Yükleniyor.... (view fulltext now)

Tam metin

(1)

ÖZET

Çeşitli nedenlerden dolayı zaman içerisinde kentin fiziksel yapısının bozulması veya terk edilen yerleşim yerlerinin eski haline getirilmesi için yapılan çalışmalar kentsel dönüşüm olarak ifade edilmektedir. Gelişmiş ve gelişmekte olan ülkelerde çeşitli kentsel dönüşüm yöntemleri kullanılarak hem kentlerin fiziki yapılarının düzenlenmesi hem de kentlerin yaşam için daha sağlıklı bir hale getirilmesi için çeşitli çalışmalar yapılmakta ve projeler uygulanmaktadır.

Bu çalışmada öncelikle kentsel dönüşüm olgusu detaylı bir şekilde incelenecek, daha sonra kentsel dönüşüm konusunda dünyada başarılı uygulamalar olarak kabul edilen Japonya-Hiroşima-Danbara Kentsel Dönüşüm Projesi, Lübnan-Beyrut-Solidere Kentsel Dönüşüm Projesi ve Brezilya-Rio de Jeneiro Gecekondu Sıkılaştırma Projesi incelenerek, Türkiye için dersler çıkarmaya çalışılacaktır.

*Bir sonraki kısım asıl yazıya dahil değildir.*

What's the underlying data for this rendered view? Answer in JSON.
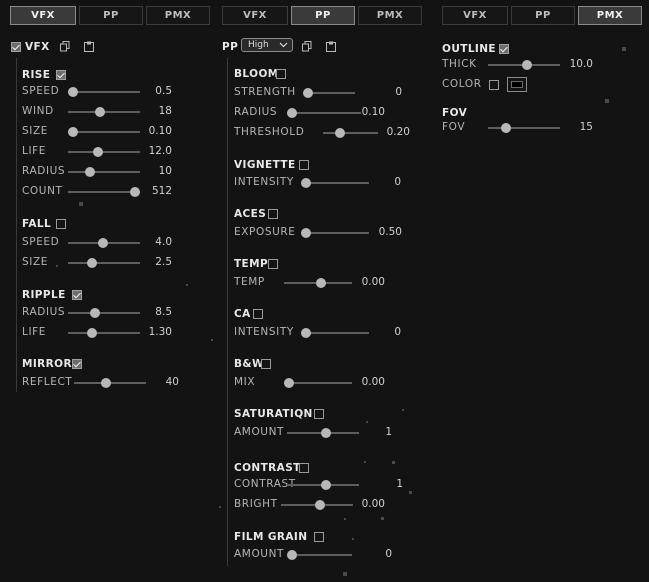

Anahtar Kelimeler: Kentsel Dönüşüm, Danbara, Solidere, Rio de Janeiro, Türkiye

SUCCESSFUL WORLD SAMPLES OF URBAN TRANSFORMATION APPLICATIONS: DANBARA, SOLIDERE, AND RIO DE JANEIRO

ABSTRACT

Urban transformation is defined as the works carried out to restore the abandoned places and the deformed physical structure of the city in time due to various reasons. Several works and projects are carried out in developed and developing countries using various urban transformation methods to organize the physical structures of the cities and to transform them into more liveable places.

In this study, primarily, the concept of urban transformation will be examined in detail and then urban transformation projects of Japan-Hiroshima- Danbara, Lebanon-Beirut-Solidere and Brasil-Rio de Janeiro, which were regarded as successful world samples, will be examined and after all some lessons will be taken from the samples mentioned for Turkey.

Keywords: Urban Transformation, Danbara, Solidere, Rio de Janeiro, Turkey.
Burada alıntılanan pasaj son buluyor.